Rabisco aguda e virtualmente essa tela em branco. Procuro por coisas que não vem, então fico com o que é. Tem sido: intenso, bom, imenso, assustador. Uma oportunidade, um desafio, uma lástima, um risco. Tenho sido. Faço o que posso, me desfaço em tanto laço. Tenho me concentrado em ser. Ser que é tanta coisa: ser gente, ser bicho, ser mente, ser espírito, ser corpo, ser casa, ser sozinha, ser relação. Vulnerabilidade e força, caos e ordem, escassez e sobra. Vou fazendo dobras e tecendo sentidos, compondo uma trama que deseja aquilo que é possível. Dou contorno para um rosto novo, que eu não sei de quem é e sei que sou eu.
Felina, tenho tomado longos banhos de sol de patas dadas com meus irmãos. Me alongo, vez em quando alcanço o céu com os pés e sempre toco o chão com as mãos. Cachorro olhando para baixo. Penso na Terra como morada, na casa como morada, no corpo como morada, no outro como morada. Ferida, vou me avizinhando de mim mesma, da minha companheira, dos meus hábitos, daquelas e daqueles que me habitam em saudade e sonho.

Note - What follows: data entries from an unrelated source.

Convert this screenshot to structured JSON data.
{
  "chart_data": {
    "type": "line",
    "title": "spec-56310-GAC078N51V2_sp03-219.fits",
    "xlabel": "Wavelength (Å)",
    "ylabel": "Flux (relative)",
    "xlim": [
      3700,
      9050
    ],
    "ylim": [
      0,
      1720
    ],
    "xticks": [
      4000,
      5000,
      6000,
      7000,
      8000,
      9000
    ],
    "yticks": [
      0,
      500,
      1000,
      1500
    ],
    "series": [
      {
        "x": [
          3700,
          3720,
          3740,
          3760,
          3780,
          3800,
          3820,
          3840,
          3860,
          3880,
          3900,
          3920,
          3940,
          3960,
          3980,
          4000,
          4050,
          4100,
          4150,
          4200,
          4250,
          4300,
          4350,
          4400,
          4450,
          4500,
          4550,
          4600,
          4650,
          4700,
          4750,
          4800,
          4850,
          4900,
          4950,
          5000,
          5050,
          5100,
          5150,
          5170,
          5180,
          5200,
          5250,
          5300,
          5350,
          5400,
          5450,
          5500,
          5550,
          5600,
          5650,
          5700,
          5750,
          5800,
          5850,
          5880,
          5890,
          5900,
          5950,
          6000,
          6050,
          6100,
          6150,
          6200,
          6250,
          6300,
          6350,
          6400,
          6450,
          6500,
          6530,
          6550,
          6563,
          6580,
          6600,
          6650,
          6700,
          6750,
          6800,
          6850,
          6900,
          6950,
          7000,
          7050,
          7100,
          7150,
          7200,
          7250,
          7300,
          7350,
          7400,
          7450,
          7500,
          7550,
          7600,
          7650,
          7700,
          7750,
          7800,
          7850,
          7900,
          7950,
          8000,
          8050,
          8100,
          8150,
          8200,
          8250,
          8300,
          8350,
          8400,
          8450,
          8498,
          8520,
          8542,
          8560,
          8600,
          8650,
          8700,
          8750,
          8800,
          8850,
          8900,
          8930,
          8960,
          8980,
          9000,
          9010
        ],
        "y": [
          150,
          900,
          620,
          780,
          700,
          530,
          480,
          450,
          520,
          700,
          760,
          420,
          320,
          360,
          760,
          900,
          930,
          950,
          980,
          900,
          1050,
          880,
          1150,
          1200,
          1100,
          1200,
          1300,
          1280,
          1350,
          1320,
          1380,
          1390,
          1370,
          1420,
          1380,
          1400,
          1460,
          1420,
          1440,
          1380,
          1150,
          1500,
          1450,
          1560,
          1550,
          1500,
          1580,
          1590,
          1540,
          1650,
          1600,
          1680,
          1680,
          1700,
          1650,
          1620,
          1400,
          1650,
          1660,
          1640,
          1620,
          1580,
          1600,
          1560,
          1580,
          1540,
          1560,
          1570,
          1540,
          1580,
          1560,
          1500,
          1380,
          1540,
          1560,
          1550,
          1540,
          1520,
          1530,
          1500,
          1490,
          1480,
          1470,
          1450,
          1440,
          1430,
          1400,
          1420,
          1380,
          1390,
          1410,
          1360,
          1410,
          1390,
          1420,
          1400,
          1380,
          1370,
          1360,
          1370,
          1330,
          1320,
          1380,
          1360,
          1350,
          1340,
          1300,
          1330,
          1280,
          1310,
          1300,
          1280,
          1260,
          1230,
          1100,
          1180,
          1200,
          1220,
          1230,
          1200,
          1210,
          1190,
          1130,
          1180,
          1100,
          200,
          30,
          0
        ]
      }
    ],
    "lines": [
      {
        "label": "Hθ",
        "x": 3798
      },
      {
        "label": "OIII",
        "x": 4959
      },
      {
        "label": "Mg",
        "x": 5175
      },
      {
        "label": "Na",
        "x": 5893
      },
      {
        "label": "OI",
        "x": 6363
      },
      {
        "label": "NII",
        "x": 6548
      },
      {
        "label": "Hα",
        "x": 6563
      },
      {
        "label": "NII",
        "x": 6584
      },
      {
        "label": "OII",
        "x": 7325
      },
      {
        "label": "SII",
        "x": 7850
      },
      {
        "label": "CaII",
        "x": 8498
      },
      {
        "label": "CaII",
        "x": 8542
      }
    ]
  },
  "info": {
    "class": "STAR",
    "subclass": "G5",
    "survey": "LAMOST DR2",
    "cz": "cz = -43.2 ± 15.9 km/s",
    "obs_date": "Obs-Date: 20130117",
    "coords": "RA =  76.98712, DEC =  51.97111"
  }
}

O sistema me enjoa, me mastiga, me vomita. Me sinto grávida de mim. Gesto um silêncio profundo, um vazio-fértil. A ausência de som que habita um tambor prestes à ser rompida pelo toque. Lamacenta, carrego dentro uma possibilidade. Prestes à arrebentar, concentro. Medito, observo e escuto. Choro muito. Tenho medo de perder as velhas e velhos da minha vida, da vida de quem amo, minha própria velhice. Penso em mais de 10 mil nomes que não serão pronunciados em respeito e luto. O presente se apresenta como um cantor
mudo.
Mudo eu. Pego os frutos da terra e sorvo um leite que vem das divinas tetas de um mundo que não só virá como já me alimenta. Ritualizo o cotidiano em repetições que ecoam mudanças estruturais. Tiro o tempo para dançar. Cozinho poções em fogo baixo, como cores e enfeitiço o futuro porque há de se honrar aí também os velhos. O futuro é uma velha contando uma história tão antiga quanto o tempo. Apesar do meu lamento, insisto em uma esperança que se equilibra e teima. Queima na gente uma febre urgente em curar. Transformo palavra em encanto para que esse canto possa ecoar. Transbordo em águas tranquilas, temo todo o mal, mas me vingo através de uma dignidade ímpar. O amanhã será.